A spillover can also be noted between crypto assets, as a similar correlation between the second largest cryptocurrency Ether, and the S&P 500 breaking record highs.
This has influenced the story of BTC being a safe haven equal to or better than gold. ChangeNow spokesman Mike Ermolaev argued in the same interview that this was behind its previous popularity.
He added that while macro trends were an important factor in BTC economic growth, it could also have played a role in its mainstream adoption by institutional investors. While outflows from BTC investment products have recently hit record highs, large investment groups are increasingly bullish on the nascent asset.
Even though this has brought legitimacy to the industry, it may prompt money managers to treat assets similar to traditional tech stocks, thus adding to the correlation.

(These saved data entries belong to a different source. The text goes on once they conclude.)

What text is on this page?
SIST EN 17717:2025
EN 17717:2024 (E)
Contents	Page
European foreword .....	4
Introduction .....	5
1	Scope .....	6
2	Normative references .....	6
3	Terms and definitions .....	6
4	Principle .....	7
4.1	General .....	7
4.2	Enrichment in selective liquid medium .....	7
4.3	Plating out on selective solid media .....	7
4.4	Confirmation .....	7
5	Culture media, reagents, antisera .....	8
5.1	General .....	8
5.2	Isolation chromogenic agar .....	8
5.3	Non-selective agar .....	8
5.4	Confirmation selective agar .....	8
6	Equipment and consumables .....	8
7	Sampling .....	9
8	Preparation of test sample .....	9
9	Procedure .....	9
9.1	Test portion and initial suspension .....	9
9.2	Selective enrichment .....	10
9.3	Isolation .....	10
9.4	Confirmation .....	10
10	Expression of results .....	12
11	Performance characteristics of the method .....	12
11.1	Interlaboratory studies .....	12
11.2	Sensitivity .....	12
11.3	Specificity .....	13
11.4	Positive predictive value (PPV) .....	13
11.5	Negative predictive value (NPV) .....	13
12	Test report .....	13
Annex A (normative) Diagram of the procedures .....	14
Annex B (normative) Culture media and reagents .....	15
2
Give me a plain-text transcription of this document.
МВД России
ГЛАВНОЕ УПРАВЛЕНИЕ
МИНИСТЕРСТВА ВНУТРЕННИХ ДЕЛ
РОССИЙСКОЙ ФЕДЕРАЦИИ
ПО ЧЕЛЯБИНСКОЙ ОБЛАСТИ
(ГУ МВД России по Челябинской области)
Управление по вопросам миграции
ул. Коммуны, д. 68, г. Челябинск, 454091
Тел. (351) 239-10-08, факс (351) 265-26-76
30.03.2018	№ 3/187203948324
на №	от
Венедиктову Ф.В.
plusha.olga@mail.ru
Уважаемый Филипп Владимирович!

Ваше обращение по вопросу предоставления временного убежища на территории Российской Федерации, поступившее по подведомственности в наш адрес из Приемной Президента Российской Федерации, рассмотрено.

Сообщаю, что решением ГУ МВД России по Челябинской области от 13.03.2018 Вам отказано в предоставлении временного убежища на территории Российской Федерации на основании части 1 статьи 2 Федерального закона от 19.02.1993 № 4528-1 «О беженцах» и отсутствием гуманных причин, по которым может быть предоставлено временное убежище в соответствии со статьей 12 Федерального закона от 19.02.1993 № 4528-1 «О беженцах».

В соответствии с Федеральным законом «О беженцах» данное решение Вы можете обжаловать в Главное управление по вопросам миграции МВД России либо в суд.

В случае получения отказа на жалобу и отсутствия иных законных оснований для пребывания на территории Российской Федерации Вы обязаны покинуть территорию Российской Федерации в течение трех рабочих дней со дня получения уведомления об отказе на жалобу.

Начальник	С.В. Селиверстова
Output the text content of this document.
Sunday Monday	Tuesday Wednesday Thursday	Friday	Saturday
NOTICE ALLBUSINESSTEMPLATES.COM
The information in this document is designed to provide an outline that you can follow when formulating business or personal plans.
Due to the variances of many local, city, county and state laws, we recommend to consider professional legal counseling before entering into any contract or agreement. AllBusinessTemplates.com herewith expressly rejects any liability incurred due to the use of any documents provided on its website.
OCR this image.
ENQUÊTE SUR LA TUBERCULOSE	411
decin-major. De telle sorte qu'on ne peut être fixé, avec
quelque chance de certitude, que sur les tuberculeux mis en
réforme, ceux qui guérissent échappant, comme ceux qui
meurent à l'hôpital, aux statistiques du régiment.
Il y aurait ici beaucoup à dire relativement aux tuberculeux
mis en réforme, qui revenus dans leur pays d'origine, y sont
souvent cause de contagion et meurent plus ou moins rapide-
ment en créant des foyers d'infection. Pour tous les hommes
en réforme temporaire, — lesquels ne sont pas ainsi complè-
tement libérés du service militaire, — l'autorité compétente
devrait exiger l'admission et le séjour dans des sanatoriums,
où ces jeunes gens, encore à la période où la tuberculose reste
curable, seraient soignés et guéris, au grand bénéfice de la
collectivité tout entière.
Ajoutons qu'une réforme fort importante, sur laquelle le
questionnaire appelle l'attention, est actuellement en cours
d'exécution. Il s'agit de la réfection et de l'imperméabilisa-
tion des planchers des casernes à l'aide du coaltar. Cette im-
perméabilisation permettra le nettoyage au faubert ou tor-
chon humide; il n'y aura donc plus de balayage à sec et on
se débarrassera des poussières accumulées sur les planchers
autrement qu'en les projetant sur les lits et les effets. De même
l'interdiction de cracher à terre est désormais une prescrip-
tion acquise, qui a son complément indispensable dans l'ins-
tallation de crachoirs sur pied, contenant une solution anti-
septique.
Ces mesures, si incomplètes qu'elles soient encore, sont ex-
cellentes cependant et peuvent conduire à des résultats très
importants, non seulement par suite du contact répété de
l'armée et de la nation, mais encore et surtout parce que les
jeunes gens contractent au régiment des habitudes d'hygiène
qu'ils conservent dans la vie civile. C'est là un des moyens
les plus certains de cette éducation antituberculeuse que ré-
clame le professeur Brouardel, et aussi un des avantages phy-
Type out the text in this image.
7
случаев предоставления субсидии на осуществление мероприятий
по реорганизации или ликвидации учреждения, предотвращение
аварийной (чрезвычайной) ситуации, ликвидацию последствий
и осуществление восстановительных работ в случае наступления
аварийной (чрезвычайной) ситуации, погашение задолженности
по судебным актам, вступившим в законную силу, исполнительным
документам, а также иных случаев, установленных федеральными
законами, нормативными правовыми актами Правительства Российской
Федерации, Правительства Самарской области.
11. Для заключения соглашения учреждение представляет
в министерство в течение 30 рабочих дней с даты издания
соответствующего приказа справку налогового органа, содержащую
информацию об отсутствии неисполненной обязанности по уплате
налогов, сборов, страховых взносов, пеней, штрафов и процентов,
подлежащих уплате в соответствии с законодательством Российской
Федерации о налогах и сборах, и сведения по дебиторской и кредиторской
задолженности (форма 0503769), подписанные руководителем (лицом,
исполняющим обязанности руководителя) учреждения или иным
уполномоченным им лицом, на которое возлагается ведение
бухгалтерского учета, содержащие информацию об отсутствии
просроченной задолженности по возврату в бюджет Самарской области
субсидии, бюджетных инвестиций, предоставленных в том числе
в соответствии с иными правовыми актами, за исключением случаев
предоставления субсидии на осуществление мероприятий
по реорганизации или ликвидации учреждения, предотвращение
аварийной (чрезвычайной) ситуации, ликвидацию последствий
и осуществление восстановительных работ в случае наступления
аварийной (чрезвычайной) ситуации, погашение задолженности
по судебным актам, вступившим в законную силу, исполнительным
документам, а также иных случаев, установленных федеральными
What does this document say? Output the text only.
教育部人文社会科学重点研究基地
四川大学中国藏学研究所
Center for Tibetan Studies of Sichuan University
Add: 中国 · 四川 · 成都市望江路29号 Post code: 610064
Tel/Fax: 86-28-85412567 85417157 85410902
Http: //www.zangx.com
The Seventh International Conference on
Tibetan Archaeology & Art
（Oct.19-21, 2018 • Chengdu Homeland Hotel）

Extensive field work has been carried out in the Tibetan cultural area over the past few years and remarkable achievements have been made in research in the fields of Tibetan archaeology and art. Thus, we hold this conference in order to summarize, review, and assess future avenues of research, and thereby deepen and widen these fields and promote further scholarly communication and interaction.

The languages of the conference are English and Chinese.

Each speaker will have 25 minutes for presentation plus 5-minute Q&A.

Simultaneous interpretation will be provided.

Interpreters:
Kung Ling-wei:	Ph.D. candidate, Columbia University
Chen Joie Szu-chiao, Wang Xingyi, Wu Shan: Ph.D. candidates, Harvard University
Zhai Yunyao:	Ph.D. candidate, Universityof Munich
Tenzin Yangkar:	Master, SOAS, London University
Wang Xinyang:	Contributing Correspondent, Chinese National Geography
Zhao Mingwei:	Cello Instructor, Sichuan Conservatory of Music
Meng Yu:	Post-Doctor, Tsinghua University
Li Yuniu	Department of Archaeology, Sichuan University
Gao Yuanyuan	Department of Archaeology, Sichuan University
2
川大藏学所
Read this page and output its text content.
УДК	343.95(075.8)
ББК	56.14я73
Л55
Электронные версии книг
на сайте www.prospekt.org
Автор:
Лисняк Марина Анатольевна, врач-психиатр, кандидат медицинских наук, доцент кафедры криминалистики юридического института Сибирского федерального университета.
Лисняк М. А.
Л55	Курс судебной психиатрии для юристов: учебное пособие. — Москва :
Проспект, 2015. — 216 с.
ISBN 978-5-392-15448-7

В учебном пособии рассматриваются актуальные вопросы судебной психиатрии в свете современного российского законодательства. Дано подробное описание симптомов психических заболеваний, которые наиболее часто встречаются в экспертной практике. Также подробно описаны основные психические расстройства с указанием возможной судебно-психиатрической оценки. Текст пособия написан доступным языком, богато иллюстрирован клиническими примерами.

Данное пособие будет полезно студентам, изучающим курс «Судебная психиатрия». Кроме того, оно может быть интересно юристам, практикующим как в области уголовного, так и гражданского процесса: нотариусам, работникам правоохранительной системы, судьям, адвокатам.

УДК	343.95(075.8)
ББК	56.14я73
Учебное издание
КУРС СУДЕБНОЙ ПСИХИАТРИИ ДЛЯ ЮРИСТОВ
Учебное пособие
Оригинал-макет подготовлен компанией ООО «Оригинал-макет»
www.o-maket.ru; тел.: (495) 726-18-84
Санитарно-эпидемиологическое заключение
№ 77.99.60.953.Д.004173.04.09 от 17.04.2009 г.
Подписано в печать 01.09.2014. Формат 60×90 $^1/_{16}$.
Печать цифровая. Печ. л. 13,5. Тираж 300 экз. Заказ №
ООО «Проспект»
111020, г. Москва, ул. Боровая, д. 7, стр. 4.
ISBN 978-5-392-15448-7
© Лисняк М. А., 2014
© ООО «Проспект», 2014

“Over the years, a lot of money has moved into cryptocurrencies from traditional markets. During that time, traditional markets and crypto markets have converged. It is clear from various indicators that tech stocks and bitcoin are strongly correlated right now.”
Fortunately, there remains a silver lining in the midst of the chaos, as traditional stock market trackers bitcoin and ether could mean the prices of these assets rise whenever stocks rally.
Furthermore, an increase in institutional interest and long-term holders is a sign that the market is maturing and reducing its risk factor. Bitcoin tracking the S&P or NASDAQ could add to this narrative even more.